RealNetworks RealPlayer Multiple Vulnerabilities

Multiple vulnerabilities have been identified in RealNetworks RealPlayer, which could be exploited by remote attackers to compromise a vulnerable system.

1. an invalid index when processing RealMedia .IVR file with malformed sample data, which could allow attackers to execute arbitrary code by tricking a user into visiting a specially crafted web page.

2. An uninitialized pointer when parsing long CDDA URIs, which could allow attackers to execute arbitrary code by tricking a user into visiting a specially crafted web page.

3. An error within the browser plugins when processing arguments to the "RecordClip()" method, which could allow attackers to download and execute arbitrary binaries via a malicious web page.

4. A heap overflow error in "rjrmrpln.dll" when processing Name Value Property (NVP) elements, which could allow attackers to execute arbitrary code by tricking a user into visiting a specially crafted web page.
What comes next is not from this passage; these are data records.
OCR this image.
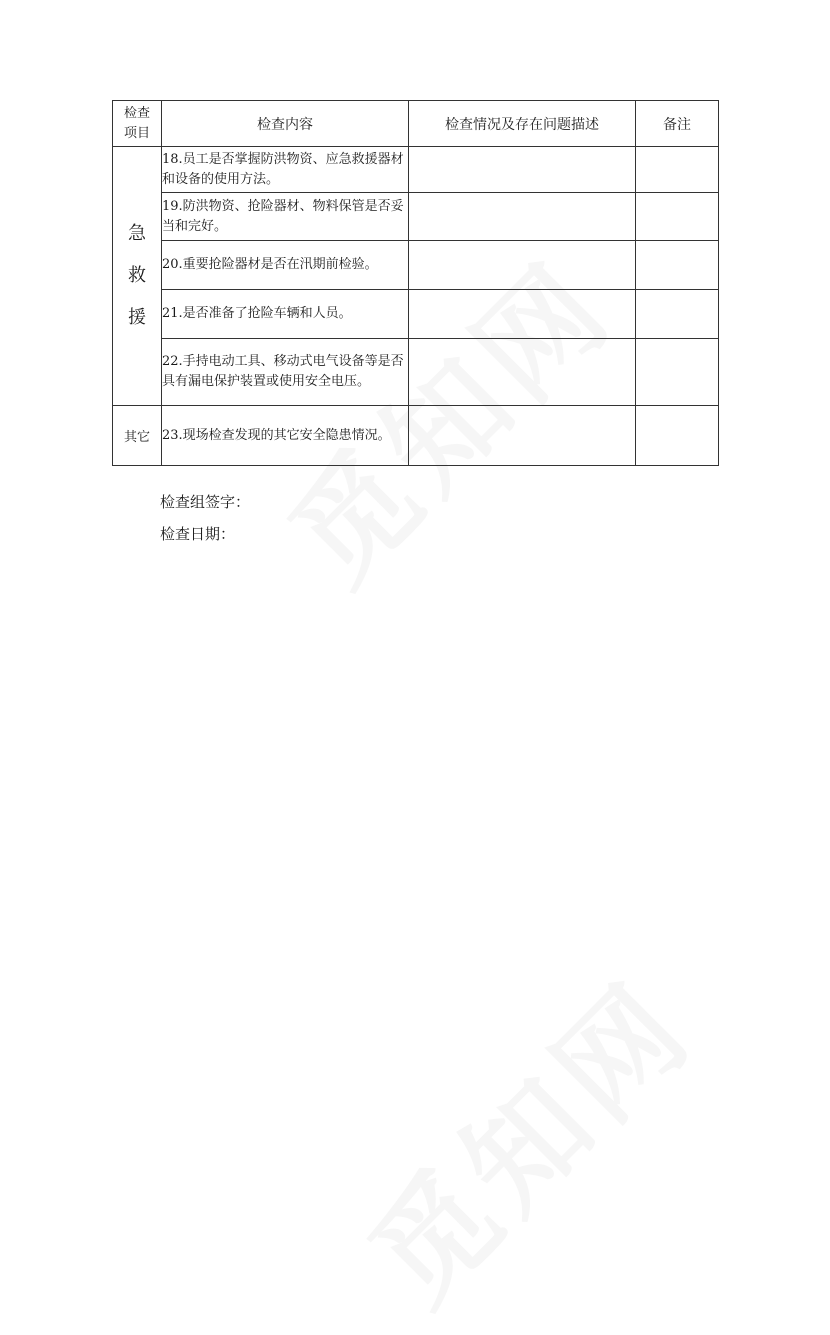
检查
项目	检查内容	检查情况及存在问题描述	备注

急
救
援	18.员工是否掌握防洪物资、应急救援器材和设备的使用方法。		
	19.防洪物资、抢险器材、物料保管是否妥当和完好。		
	20.重要抢险器材是否在汛期前检验。		
	21.是否准备了抢险车辆和人员。		
	22.手持电动工具、移动式电气设备等是否具有漏电保护装置或使用安全电压。		
其它	23.现场检查发现的其它安全隐患情况。		
检查组签字：
检查日期：
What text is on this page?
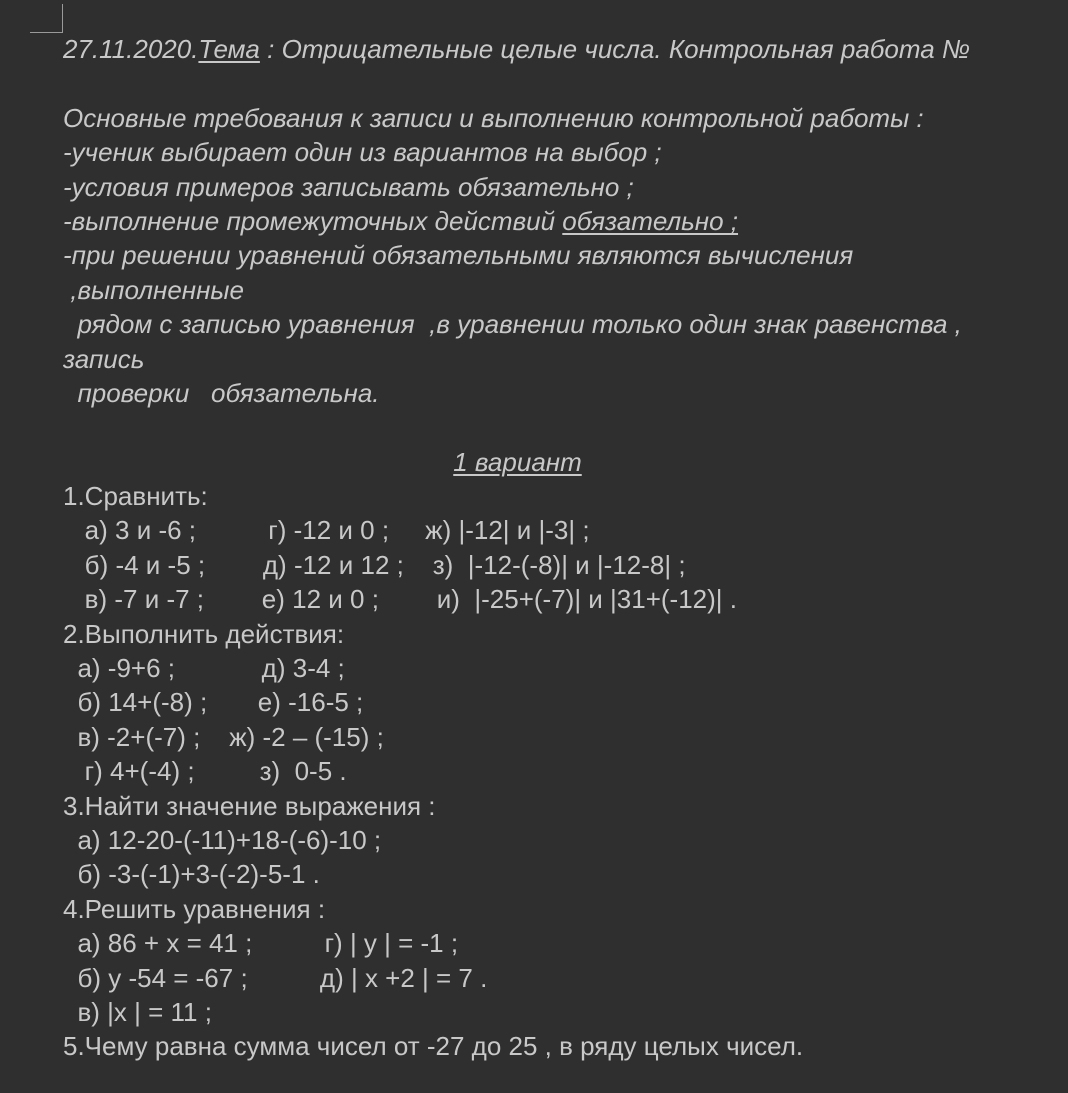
27.11.2020.Тема : Отрицательные целые числа. Контрольная работа №
Основные требования к записи и выполнению контрольной работы :
-ученик выбирает один из вариантов на выбор ;
-условия примеров записывать обязательно ;
-выполнение промежуточных действий обязательно ;
-при решении уравнений обязательными являются вычисления
,выполненные
рядом с записью уравнения  ,в уравнении только один знак равенства ,
запись
проверки   обязательна.
1 вариант
1.Сравнить:
а) 3 и -6 ;          г) -12 и 0 ;     ж) |-12| и |-3| ;
б) -4 и -5 ;        д) -12 и 12 ;    з)  |-12-(-8)| и |-12-8| ;
в) -7 и -7 ;        е) 12 и 0 ;        и)  |-25+(-7)| и |31+(-12)| .
2.Выполнить действия:
а) -9+6 ;            д) 3-4 ;
б) 14+(-8) ;       е) -16-5 ;
в) -2+(-7) ;    ж) -2 – (-15) ;
г) 4+(-4) ;         з)  0-5 .
3.Найти значение выражения :
а) 12-20-(-11)+18-(-6)-10 ;
б) -3-(-1)+3-(-2)-5-1 .
4.Решить уравнения :
а) 86 + х = 41 ;          г) | у | = -1 ;
б) у -54 = -67 ;          д) | х +2 | = 7 .
в) |х | = 11 ;
5.Чему равна сумма чисел от -27 до 25 , в ряду целых чисел.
5. A heap overflow error in the RealPlayer ActiveX control when parsing a long argument ending with ".smil" while handling a "tfile", "pnmm", or "cdda" URI, which could allow attackers to execute arbitrary code by tricking a user into visiting a specially crafted web page.

6. A heap overflow error when processing sample chunks while parsing QCP audio content, which could allow attackers to execute arbitrary code by tricking a user into visiting a specially crafted web page.

7. A stack overflow error in the RichFX component, which could allow attackers to execute arbitrary code by tricking a user into visiting a specially crafted web page.